Os documentos acostados aos autos mostram-se suficientes para a solução do litígio apresentado no processo. Além disso, o magistrado não está obrigado a autorizar o pedido de instrução probatória calcada em oitiva testemunhal formulado pelas partes, se considerá-la inconveniente ou desnecessária à formação de seu convencimento, conforme orienta o princípio do livre convencimento motivado.
As provas pretendidas pelo Apelante, conforme o arcabouço documental acostado aos autos é dispensável.
O ponto nodal da lide cinge-se em torno da probidade ou não do ato praticado pelo Apelante em relação aos valores que compunham o Fundo Previdenciário Municipal e se havia, na espécie, lei autorizadora dos atos por ele perpetrados.
Esta situação pode ser verificada através das provas documentais acostadas aos autos, sendo desnecessária a elaboração de prova pericial ou testemunhal.
Assim, não há que se falar em cerceamento de defesa quando há prova documental dos fatos alegados. Inclusive, é descabida a oitiva de testemunhas ante a questão trazida a juízo sobre a existência ou não de ofensa á probidade administrativa.

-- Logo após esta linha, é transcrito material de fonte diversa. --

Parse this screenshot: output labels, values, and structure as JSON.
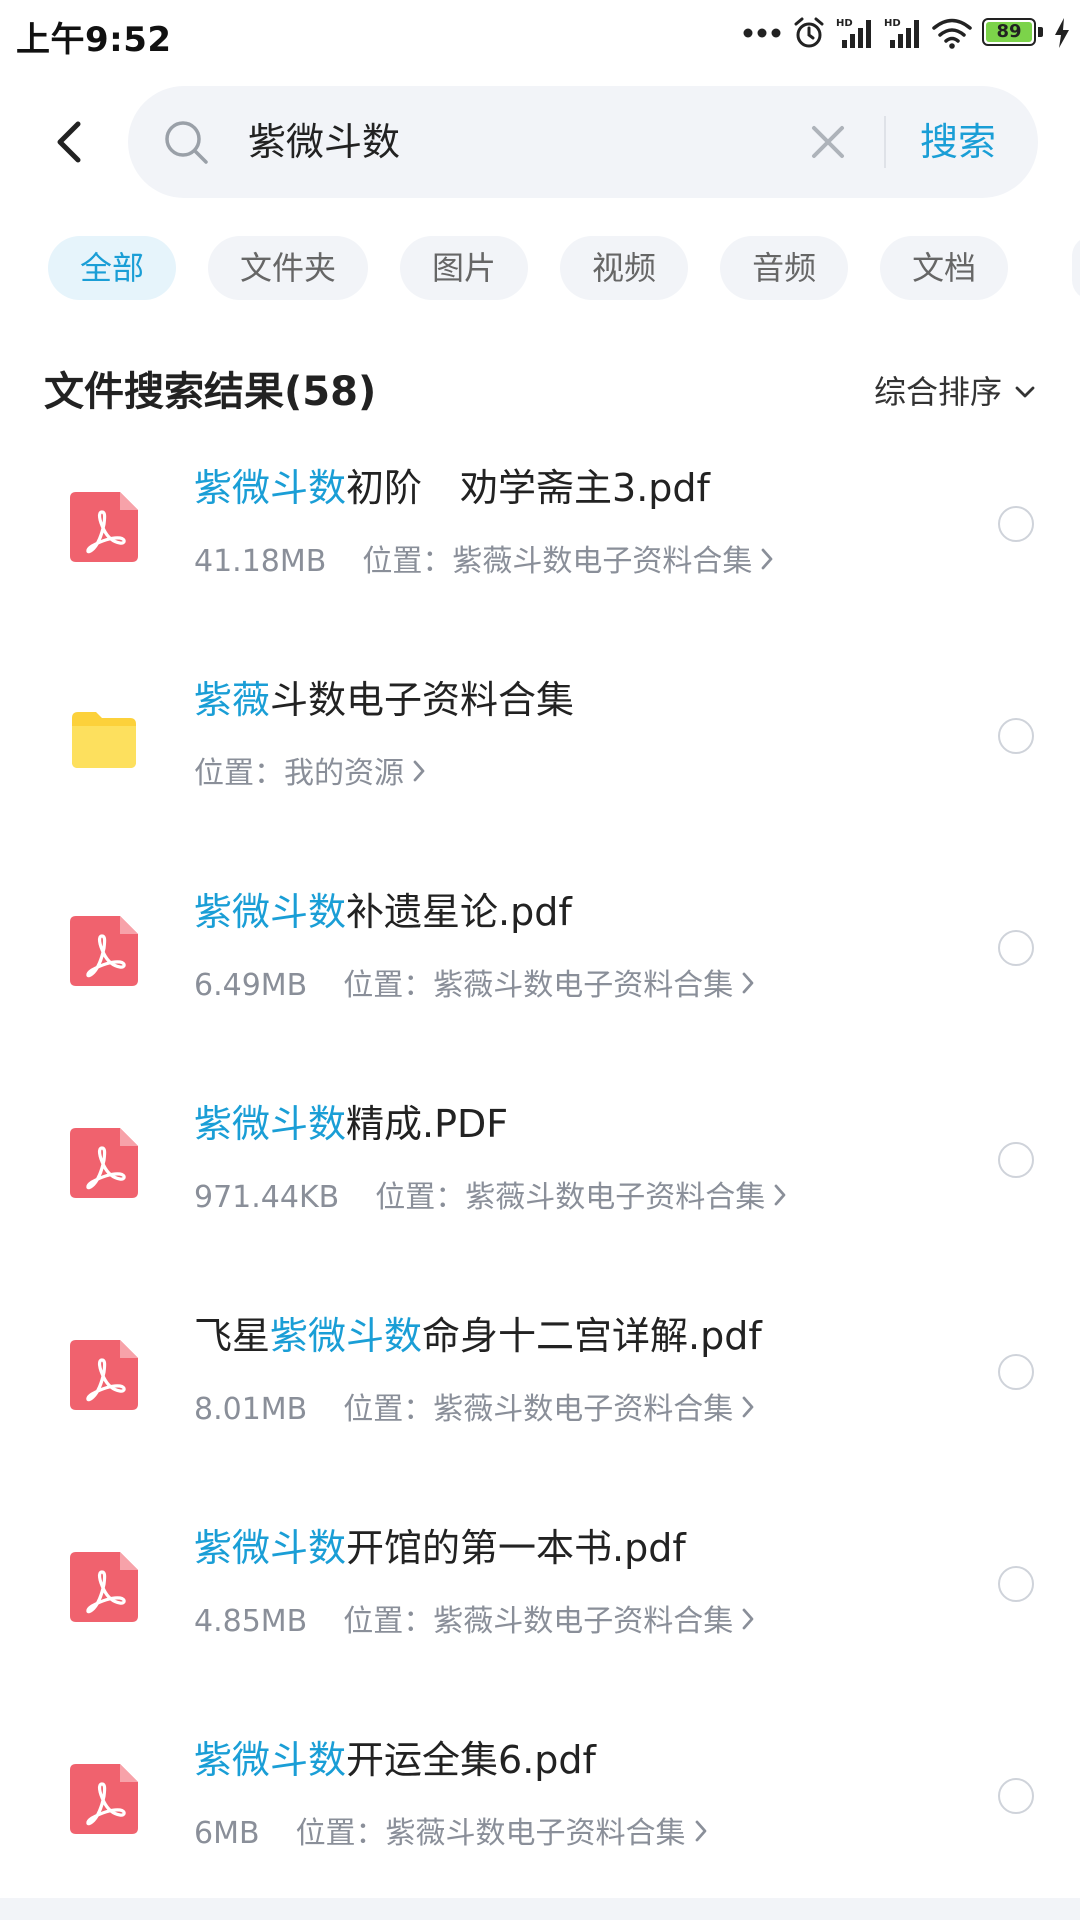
{
  "status_bar": {
    "time": "上午9:52",
    "battery": "89"
  },
  "search": {
    "query": "紫微斗数",
    "submit_label": "搜索"
  },
  "filters": [
    "全部",
    "文件夹",
    "图片",
    "视频",
    "音频",
    "文档"
  ],
  "results": {
    "title": "文件搜索结果(58)",
    "sort_label": "综合排序"
  },
  "files": [
    {
      "type": "pdf",
      "prefix": "",
      "highlight": "紫微斗数",
      "suffix": "初阶　劝学斋主3.pdf",
      "size": "41.18MB",
      "location": "位置：紫薇斗数电子资料合集"
    },
    {
      "type": "folder",
      "prefix": "",
      "highlight": "紫薇",
      "suffix": "斗数电子资料合集",
      "size": "",
      "location": "位置：我的资源"
    },
    {
      "type": "pdf",
      "prefix": "",
      "highlight": "紫微斗数",
      "suffix": "补遗星论.pdf",
      "size": "6.49MB",
      "location": "位置：紫薇斗数电子资料合集"
    },
    {
      "type": "pdf",
      "prefix": "",
      "highlight": "紫微斗数",
      "suffix": "精成.PDF",
      "size": "971.44KB",
      "location": "位置：紫薇斗数电子资料合集"
    },
    {
      "type": "pdf",
      "prefix": "飞星",
      "highlight": "紫微斗数",
      "suffix": "命身十二宫详解.pdf",
      "size": "8.01MB",
      "location": "位置：紫薇斗数电子资料合集"
    },
    {
      "type": "pdf",
      "prefix": "",
      "highlight": "紫微斗数",
      "suffix": "开馆的第一本书.pdf",
      "size": "4.85MB",
      "location": "位置：紫薇斗数电子资料合集"
    },
    {
      "type": "pdf",
      "prefix": "",
      "highlight": "紫微斗数",
      "suffix": "开运全集6.pdf",
      "size": "6MB",
      "location": "位置：紫薇斗数电子资料合集"
    }
  ],
  "colors": {
    "accent": "#1a9ed6",
    "pdf_icon": "#f0626e",
    "folder_icon": "#fcd13b",
    "battery": "#7cd34a"
  }
}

Logo, a abundância de documentos contidos nos autos, frente a discussão de matéria exclusiva de direito, não vulnera o artigo 5º, Incisos LIV e LV, da Carta Magna, tampouco enseja cerceamento de defesa ou ofensa ao devido processo legal, motivo pelo qual esta preliminar deve ser superada.
* Do mérito
Superada a preliminar de cerceamento de defesa, no mérito, conforme consignado pela douta Procuradoria Geral de Justiça, o recurso comporta provimento.
Verifica-se dos autos que o Apelante, quando exerceu o cargo de Prefeito Municipal de Terra Rica, utilizou-se da Lei Municipal n.º 013/1997, para retirar os valores que compunham o Fundo Previdenciário Municipal (instituído pela Lei Municipal n.º 002/1997) e usá-los para o pagamento de salário dos funcionários e demais despesas da prefeitura.
Analisado o conjunto probatório, sobreveio a sentença que condenou o Recorrente pela prática de ato de improbidade administrativa mediante a seguinte fundamentação:
“Ao fazer aprovar o Projeto de Lei 13/97, o Anteprojeto de Lei 24/97 e a Lei 25/97 temos que ocorreu situação absolutamente ilegal, com o Município se apropriando dos fundos da PRESOMTER, tendo como gestor o requerido, que utilizou o mesmo para o pagamento do funcionalismo público.
O PRESOMTER não foi extinto e continuou a apresentar o caixa negativo, indo totalmente contrário a lei de criação do fundo de previdência municipal.
O inciso VI do art. 10 da LIA demonstra que operação financeira onde o requerido ficou como gestor dos fundos do PRESOMTER não observou as normas legais, pois o patrimônio municipal ficou comprometido, na medida em que ficou devendo para o fundo municipal que não foi extinto, como se percebe da documentação juntada nos autos, pois na prática o dinheiro descontado como previdência era utilizado para pagar funcionários, que tinham o percentual de previdência descontados e assim vai, num círculo vicioso.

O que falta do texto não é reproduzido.